Kemudian baru-baru ini suami ketauan lagi sedang curhat2-an dan chat sama wanita-wanita lain, yang isinya tentu saja membuat saya marah…semuanya sangat-sangat tidak Islami…
Saya bener-bener kecewa dengan suami saya, setelah peristiwa pisah rumah tidak juga membuat suami jera untuk merubah sifatnya..
Hal ini membuat saya menjadi infil sama dia, semua nya seperti menjadi hambar, sikap saya berubah 180 derajat ke dia karena setiap kali melihat suami yang terbayang wajah-wajah temen-temen perempuannya terus. bahkan sampe sekarang sayasudah jarang komunikasi walaupun satu rumah…
Saya sadar hal ini sangat-sangat tidak baik, dosa besar bagi saya apabila tidak melayani suami..tapi bathin saya menolak..saya benci suami saya..saya berpikir daripada saya dosa terus, lebih baik saya menggugat cerai suami saya. dan batin saya tidak tertekan Sebenarnya masalahnya tidak sesimple yang saya ceritakan di atas, tapi apabila saya tuliskan semua tidak akan selesai seharian..:)
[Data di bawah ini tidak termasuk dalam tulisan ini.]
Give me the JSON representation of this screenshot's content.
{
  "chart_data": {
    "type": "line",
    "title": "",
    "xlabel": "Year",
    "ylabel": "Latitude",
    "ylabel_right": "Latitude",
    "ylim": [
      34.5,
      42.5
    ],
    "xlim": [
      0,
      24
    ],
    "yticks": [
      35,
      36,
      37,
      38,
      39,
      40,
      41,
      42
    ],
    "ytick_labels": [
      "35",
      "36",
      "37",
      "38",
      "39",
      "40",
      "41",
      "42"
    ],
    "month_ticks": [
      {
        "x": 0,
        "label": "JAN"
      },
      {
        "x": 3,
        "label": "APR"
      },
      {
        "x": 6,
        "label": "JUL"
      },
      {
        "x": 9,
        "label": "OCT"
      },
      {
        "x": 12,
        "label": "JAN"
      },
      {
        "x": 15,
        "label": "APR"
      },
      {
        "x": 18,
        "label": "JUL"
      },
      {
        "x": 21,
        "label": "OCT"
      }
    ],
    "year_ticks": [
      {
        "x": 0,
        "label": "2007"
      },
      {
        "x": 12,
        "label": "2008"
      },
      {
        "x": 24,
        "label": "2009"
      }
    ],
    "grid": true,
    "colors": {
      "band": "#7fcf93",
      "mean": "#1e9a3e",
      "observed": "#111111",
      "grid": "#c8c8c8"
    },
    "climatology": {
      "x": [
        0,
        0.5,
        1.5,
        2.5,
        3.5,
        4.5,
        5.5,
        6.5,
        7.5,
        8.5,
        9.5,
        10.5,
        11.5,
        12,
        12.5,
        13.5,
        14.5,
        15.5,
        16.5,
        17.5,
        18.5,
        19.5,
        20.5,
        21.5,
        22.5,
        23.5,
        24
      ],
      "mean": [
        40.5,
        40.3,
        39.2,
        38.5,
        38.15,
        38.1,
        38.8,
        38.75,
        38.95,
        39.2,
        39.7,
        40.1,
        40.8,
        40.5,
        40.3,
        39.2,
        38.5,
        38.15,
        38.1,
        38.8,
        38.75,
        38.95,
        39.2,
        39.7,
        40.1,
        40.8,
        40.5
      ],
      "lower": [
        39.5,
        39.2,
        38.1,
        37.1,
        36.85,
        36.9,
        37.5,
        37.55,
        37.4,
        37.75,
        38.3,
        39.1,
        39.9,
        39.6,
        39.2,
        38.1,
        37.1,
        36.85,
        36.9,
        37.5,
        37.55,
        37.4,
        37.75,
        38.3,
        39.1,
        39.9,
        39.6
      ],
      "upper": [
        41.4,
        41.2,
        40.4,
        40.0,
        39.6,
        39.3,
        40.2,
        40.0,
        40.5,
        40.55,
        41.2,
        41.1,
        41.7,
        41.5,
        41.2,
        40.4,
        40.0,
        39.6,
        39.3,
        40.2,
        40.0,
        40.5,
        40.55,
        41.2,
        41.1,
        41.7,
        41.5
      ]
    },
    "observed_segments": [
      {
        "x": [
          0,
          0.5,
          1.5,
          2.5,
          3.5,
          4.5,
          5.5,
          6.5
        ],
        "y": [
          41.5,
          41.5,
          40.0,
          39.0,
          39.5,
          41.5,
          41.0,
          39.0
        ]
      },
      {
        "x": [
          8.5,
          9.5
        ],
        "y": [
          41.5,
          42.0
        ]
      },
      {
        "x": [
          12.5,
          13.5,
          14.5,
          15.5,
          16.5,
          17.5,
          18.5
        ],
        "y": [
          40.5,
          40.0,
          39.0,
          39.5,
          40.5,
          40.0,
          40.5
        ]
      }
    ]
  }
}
Mhn petunjuk bu, saya juga sudah memikirkan anak-anak saya apabila saya bercerai..
Hani
Kasus 2:
Ass.Wr.Wb,
Ibu Alhamdulillah sudah 9 tahun usia pernikahan saya dengan suami, umur kami beda hanya 1 tahun. Begini bu, suami saya sering sekali berSMS atau chating mesra dengan teman wanitanya. Setiap kali ketahuan saya (Alhamdulillah Allah SWT selalu menunjukkan apayangdilakukan suami kpd saya dng berbagai cara) suami meminta maaf dan memberikan alasan yang katanya wanita itu temannya yang butuh masukan, lain kali bilang wanita itu teman masa kecilnya dulu yang sudah dianggap saudara (selama ini sudah 4 wanita berganti-berganti yang sudah berhubungan via SMS dan e-mail). Saya sudah mencoba mengingatkan agar bergaul sesuai Syar’i agar tidak menimbulkan fitnah, mengingatakan juga teman wanitanya etika pergaulan suami isteri (ada beberapa teman wanitanya yang sudah bersuami) tapi biasanya ini akan terulang kembali dengan wanita lain.
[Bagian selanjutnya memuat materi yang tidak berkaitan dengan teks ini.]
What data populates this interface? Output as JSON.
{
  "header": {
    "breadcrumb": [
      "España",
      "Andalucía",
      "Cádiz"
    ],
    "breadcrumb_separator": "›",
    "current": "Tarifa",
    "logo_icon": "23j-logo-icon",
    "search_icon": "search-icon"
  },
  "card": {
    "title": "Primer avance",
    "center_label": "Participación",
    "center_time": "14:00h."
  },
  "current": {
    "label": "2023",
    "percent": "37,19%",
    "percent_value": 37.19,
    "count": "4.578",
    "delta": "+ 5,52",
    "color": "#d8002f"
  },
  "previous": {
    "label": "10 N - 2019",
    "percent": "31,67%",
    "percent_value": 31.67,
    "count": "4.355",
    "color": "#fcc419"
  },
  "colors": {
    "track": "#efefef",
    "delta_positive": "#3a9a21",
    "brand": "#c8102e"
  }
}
Puncaknya kemarin secara tidak sengaja dia meninggalkan computer dalam keadaan masih chatting dng teman SMA-nya menggunakan kata-kata yang seharusnya pantas hanya untuk isteri (sayang, menyuapi makan, kangen). Bagaimana bu menyikapi hal ini? Kemarin saya mengajukan cerai ke suami, dan dijawab ndak papa kalo’ memang saya sudah tidak tahan, karena dia tidak bisa janji untuk tidak mengulangi lagi. Saya tunggu jawabannya ya bu, krn rencana saya Maret ini saya akan mengurus percerain ini.
Wassalamu’alaikum Wr. Wb.
DR
Kasus 3:
Ass. Wr. Wb
Ibu yang saya hormati, saya adalah seorang ibu rumah tangga yang sudah 11 tahun menikah. Pada akhir-akhir ini suami saya mempunyai hobby chatting, bahkan pernah saya memergoki pesan-pesan yang masuk itu berasal dari beberapa perempuan.
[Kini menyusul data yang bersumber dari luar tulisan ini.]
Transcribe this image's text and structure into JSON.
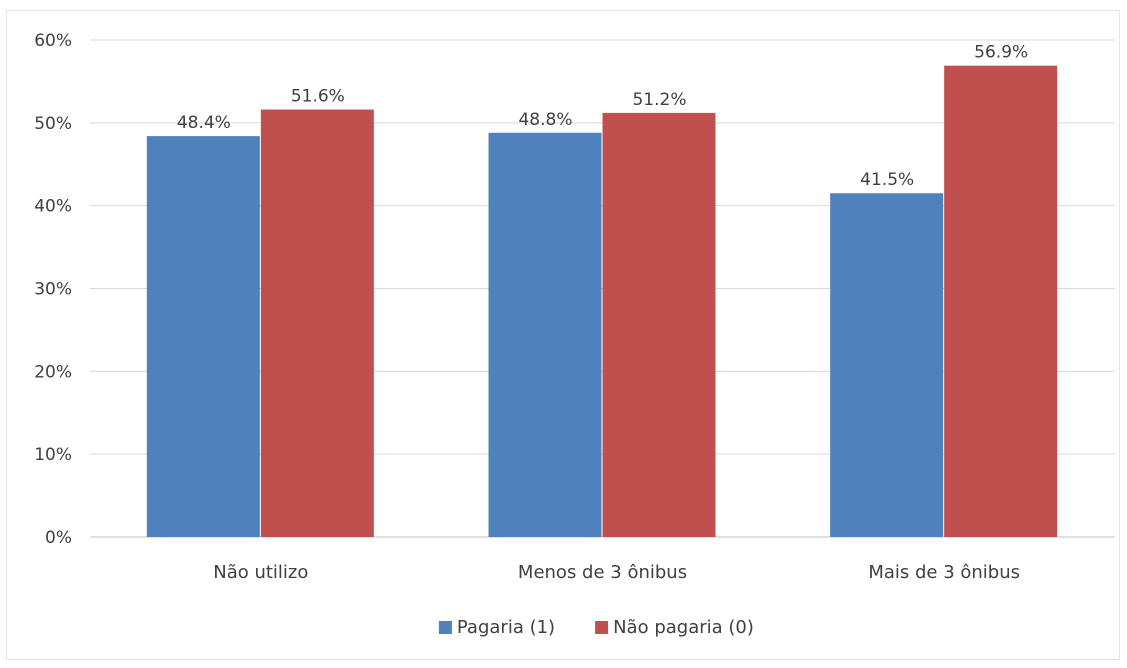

Dan ada satu perempuan yang saat ini sangat menyita perhatian suami saya. Saya juga sering membaca beberapa pesan dari perempuan itu, dan pesan-pesannya sangat menunjukkan kata-kata mesra. Meskipun perempuan itu tinggal di Luar Negeri, tetapi saya bisa menangkap sikap suami saya bahwa dia telah selingkung melalui cyber.Ibu Umi yang saya hormati, bagaimana saya harus menyikapi masalah ini, bagaimana saya harus merebut perhatian suami saya lagi? Mohon penjelasannya. Jazzakumullah khairan katsira Wss. Wr.Wb
Ibu Hani, Ibu DR & Ibu Iy yang senantiasa mencari ridho Allah,
Saya turut prihatin dengan masalah yang Ibu alami. Kebetulan masalah Ibu hampir mirip, suami gemar chatting dan bersms mesra dengan perempuan lain, oleh karena itu saya gabung di sini agar jawabannyadapat saling melengkapi.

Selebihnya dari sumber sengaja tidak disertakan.